On Xi’s watch, China has slashed restrictions on foreign direct investment and opened the door wider to cross-border holdings of stocks and bonds. Western banks have a larger presence than ever. Foreign auto firms are no longer forced into joint ventures with domestic rivals. Indeed, on Li Qiang’s watch as party secretary of Shanghai Tesla built a factory there.

There’s still more to do. Allowing private sector companies to thrive and compete on more even terms with state rivals and rebuilding trade and investment with advanced economies will be key to raising productivity, and essential to hitting Bloomberg Economics upside scenario of annual growth in the years ahead sustained not too far from 5%.

There are pockets of optimism that the incoming batch of policymakers will continue to take China down an outward-looking and market-driven path.

A recent Citigroup report identified three “arrows” of Li Qiang economics: Developing the private economy, opening up and attracting FDI, and promoting industrial upgrading.
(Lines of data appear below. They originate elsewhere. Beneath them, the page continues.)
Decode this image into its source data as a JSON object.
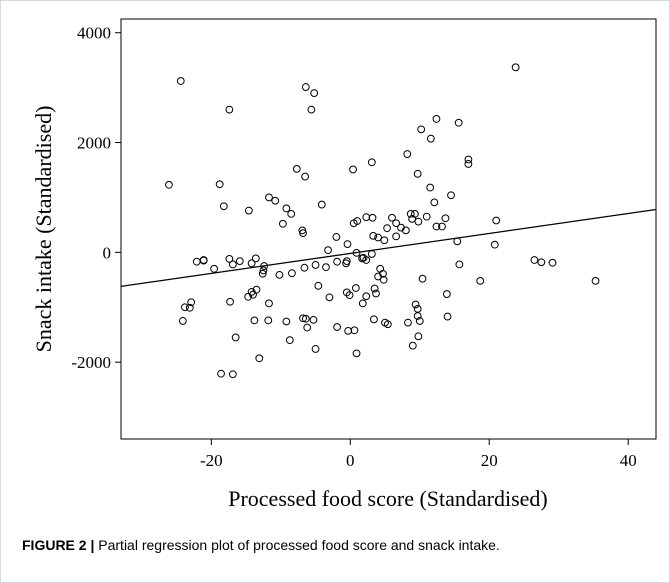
{
  "caption": {
    "label": "FIGURE 2 |",
    "text": " Partial regression plot of processed food score and snack intake."
  },
  "chart_data": {
    "type": "scatter",
    "title": "",
    "xlabel": "Processed food score (Standardised)",
    "ylabel": "Snack intake (Standardised)",
    "xlim": [
      -33,
      44
    ],
    "ylim": [
      -3400,
      4250
    ],
    "xticks": [
      -20,
      0,
      20,
      40
    ],
    "yticks": [
      -2000,
      0,
      2000,
      4000
    ],
    "xtick_labels": [
      "-20",
      "0",
      "20",
      "40"
    ],
    "ytick_labels": [
      "-2000",
      "0",
      "2000",
      "4000"
    ],
    "grid": false,
    "marker": "open-circle",
    "fit_line": {
      "x": [
        -33,
        44
      ],
      "y": [
        -620,
        780
      ]
    },
    "points": [
      [
        -24.4,
        3120
      ],
      [
        -6.4,
        3010
      ],
      [
        -5.2,
        2900
      ],
      [
        -5.6,
        2600
      ],
      [
        -17.4,
        2600
      ],
      [
        23.8,
        3370
      ],
      [
        -26.1,
        1230
      ],
      [
        -18.8,
        1240
      ],
      [
        -18.2,
        840
      ],
      [
        -14.6,
        760
      ],
      [
        -11.7,
        1000
      ],
      [
        -10.8,
        940
      ],
      [
        -9.2,
        800
      ],
      [
        -7.7,
        1520
      ],
      [
        -6.5,
        1380
      ],
      [
        -4.1,
        870
      ],
      [
        0.4,
        1510
      ],
      [
        3.1,
        1640
      ],
      [
        8.2,
        1790
      ],
      [
        10.2,
        2240
      ],
      [
        11.6,
        2070
      ],
      [
        12.4,
        2430
      ],
      [
        15.6,
        2360
      ],
      [
        17.0,
        1690
      ],
      [
        17.0,
        1610
      ],
      [
        9.7,
        1430
      ],
      [
        11.5,
        1180
      ],
      [
        14.5,
        1040
      ],
      [
        12.1,
        910
      ],
      [
        2.3,
        640
      ],
      [
        3.2,
        630
      ],
      [
        6.0,
        630
      ],
      [
        6.6,
        530
      ],
      [
        8.0,
        400
      ],
      [
        9.3,
        700
      ],
      [
        8.7,
        700
      ],
      [
        8.9,
        610
      ],
      [
        9.8,
        560
      ],
      [
        11.0,
        650
      ],
      [
        12.4,
        470
      ],
      [
        13.2,
        470
      ],
      [
        13.7,
        620
      ],
      [
        -9.7,
        520
      ],
      [
        -8.5,
        700
      ],
      [
        -6.9,
        400
      ],
      [
        -6.8,
        350
      ],
      [
        -3.2,
        40
      ],
      [
        -2.0,
        280
      ],
      [
        -0.4,
        150
      ],
      [
        0.5,
        530
      ],
      [
        1.0,
        570
      ],
      [
        1.9,
        -100
      ],
      [
        3.3,
        300
      ],
      [
        4.0,
        270
      ],
      [
        4.9,
        220
      ],
      [
        5.3,
        440
      ],
      [
        6.6,
        290
      ],
      [
        7.3,
        450
      ],
      [
        -21.1,
        -140
      ],
      [
        -21.1,
        -150
      ],
      [
        -22.1,
        -170
      ],
      [
        -19.6,
        -300
      ],
      [
        -17.4,
        -120
      ],
      [
        -16.9,
        -220
      ],
      [
        -15.9,
        -160
      ],
      [
        -14.2,
        -200
      ],
      [
        -13.6,
        -110
      ],
      [
        -12.4,
        -250
      ],
      [
        -12.5,
        -330
      ],
      [
        -12.6,
        -390
      ],
      [
        -10.2,
        -410
      ],
      [
        -8.4,
        -380
      ],
      [
        -6.6,
        -280
      ],
      [
        -5.0,
        -230
      ],
      [
        -3.5,
        -270
      ],
      [
        -1.9,
        -170
      ],
      [
        -0.5,
        -160
      ],
      [
        -0.6,
        -200
      ],
      [
        0.9,
        -10
      ],
      [
        1.7,
        -110
      ],
      [
        2.3,
        -140
      ],
      [
        3.1,
        -30
      ],
      [
        4.3,
        -300
      ],
      [
        4.7,
        -390
      ],
      [
        4.0,
        -440
      ],
      [
        4.8,
        -500
      ],
      [
        3.5,
        -660
      ],
      [
        3.7,
        -750
      ],
      [
        15.4,
        200
      ],
      [
        21.0,
        580
      ],
      [
        20.8,
        140
      ],
      [
        26.5,
        -140
      ],
      [
        27.5,
        -180
      ],
      [
        29.1,
        -190
      ],
      [
        35.3,
        -520
      ],
      [
        15.7,
        -220
      ],
      [
        18.7,
        -520
      ],
      [
        13.9,
        -760
      ],
      [
        10.4,
        -480
      ],
      [
        9.4,
        -950
      ],
      [
        9.7,
        -1030
      ],
      [
        14.0,
        -1170
      ],
      [
        -23.8,
        -1000
      ],
      [
        -23.1,
        -1010
      ],
      [
        -22.9,
        -910
      ],
      [
        -24.1,
        -1250
      ],
      [
        -17.3,
        -900
      ],
      [
        -16.5,
        -1550
      ],
      [
        -14.7,
        -810
      ],
      [
        -14.0,
        -770
      ],
      [
        -14.2,
        -720
      ],
      [
        -13.5,
        -680
      ],
      [
        -13.8,
        -1240
      ],
      [
        -11.8,
        -1240
      ],
      [
        -11.7,
        -930
      ],
      [
        -9.2,
        -1260
      ],
      [
        -8.7,
        -1600
      ],
      [
        -6.4,
        -1210
      ],
      [
        -5.3,
        -1230
      ],
      [
        -6.2,
        -1370
      ],
      [
        -5.0,
        -1760
      ],
      [
        -4.6,
        -610
      ],
      [
        -3.0,
        -820
      ],
      [
        -1.9,
        -1360
      ],
      [
        -0.3,
        -1430
      ],
      [
        0.6,
        -1420
      ],
      [
        0.9,
        -1840
      ],
      [
        -0.1,
        -780
      ],
      [
        -0.5,
        -730
      ],
      [
        0.8,
        -650
      ],
      [
        1.8,
        -930
      ],
      [
        2.3,
        -800
      ],
      [
        3.4,
        -1220
      ],
      [
        5.0,
        -1280
      ],
      [
        5.4,
        -1310
      ],
      [
        8.3,
        -1280
      ],
      [
        9.0,
        -1700
      ],
      [
        9.7,
        -1160
      ],
      [
        10.0,
        -1250
      ],
      [
        9.8,
        -1530
      ],
      [
        -18.6,
        -2210
      ],
      [
        -16.9,
        -2220
      ],
      [
        -13.1,
        -1930
      ],
      [
        -6.8,
        -1200
      ]
    ]
  }
}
The Citi analysts said that judged on his work in the provinces of Zhejiang, Jiangsu and Shanghai, Li’s policy style appears pro-business, relatively liberal and pragmatic.

Dichotomies like market-versus-state and engagement-versus-isolation aren’t the right frame when policy change is less about overcoming the resistance of state enterprises than winning over millions of ordinary citizens.

That’s what will be needed to raise the retirement age and to further growth-boosting urbanization.

China’s biggest growth challenge is that its working-age population is shrinking. The labor force is set to drop to 550 million in 2050, from a peak of close to 770 million in 2016. Pushing back the pension age to offset that drag is as important for Xi’s new leadership team as it is unpopular with China’s workers.

Hundreds of millions of migrant workers and rural dwellers still face barriers to where they can live, a pool of potential to be unlocked if more make a permanent home in the city, gaining skills and finding more productive jobs. But for many, the appeal of the big city is fading as living costs rise — a trend Xi’s new team will need to reverse by raising taxes on high earners to fund improvements in education and healthcare.

Policy shifts are often driven by circumstance rather than ideology. Xi started his first term with a full-throated commitment to market reform, only to be confronted with a series of crises — from a stock market crash and capital flight in 2015 to the trade war with the US in 2018 — that put reform on ice.

The appeal of the US as a model to emulate has also faded in Beijing’s eyes. In China, the zombie apocalypse smash The Last of Us has been rechristened The Last Days of the USA.

In the end, perhaps the most important thing about the Xi’s new team isn’t whether they lean pro-market or pro-state, but rather whether he feels able to give them the space to deliver solutions to complex problems — and whether they have the grit to get things done. Since Xi’s started his third term in October, there are signs that pro-growth pragmatism is in the ascendency once more. 

Covid Zero controls, the biggest drag on China’s growth and closely associated with Xi himself, have been lifted. Liu He used an appearance at the World Economic Forum to trumpet renewed support for entrepreneurs. A senior official visited Alibaba. And a Xi-Biden meeting in Bali attempted to raise the temperature of bilateral relations above freezing, even if the spy balloon saga has dashed hopes for rapid progress.

For 2023, Bloomberg Economics forecasts China’s GDP to grow 5.8%, with the end of Covid lockdowns providing a one-off boost. Even with the smartest policy mix, the inertial weight of high debt and dismal demographics is too great for that pace to be sustained. With some good decisions, Xi’s new team can avoid too sharp a slide.

–With assistance from Chang Shu and Adrian Leung.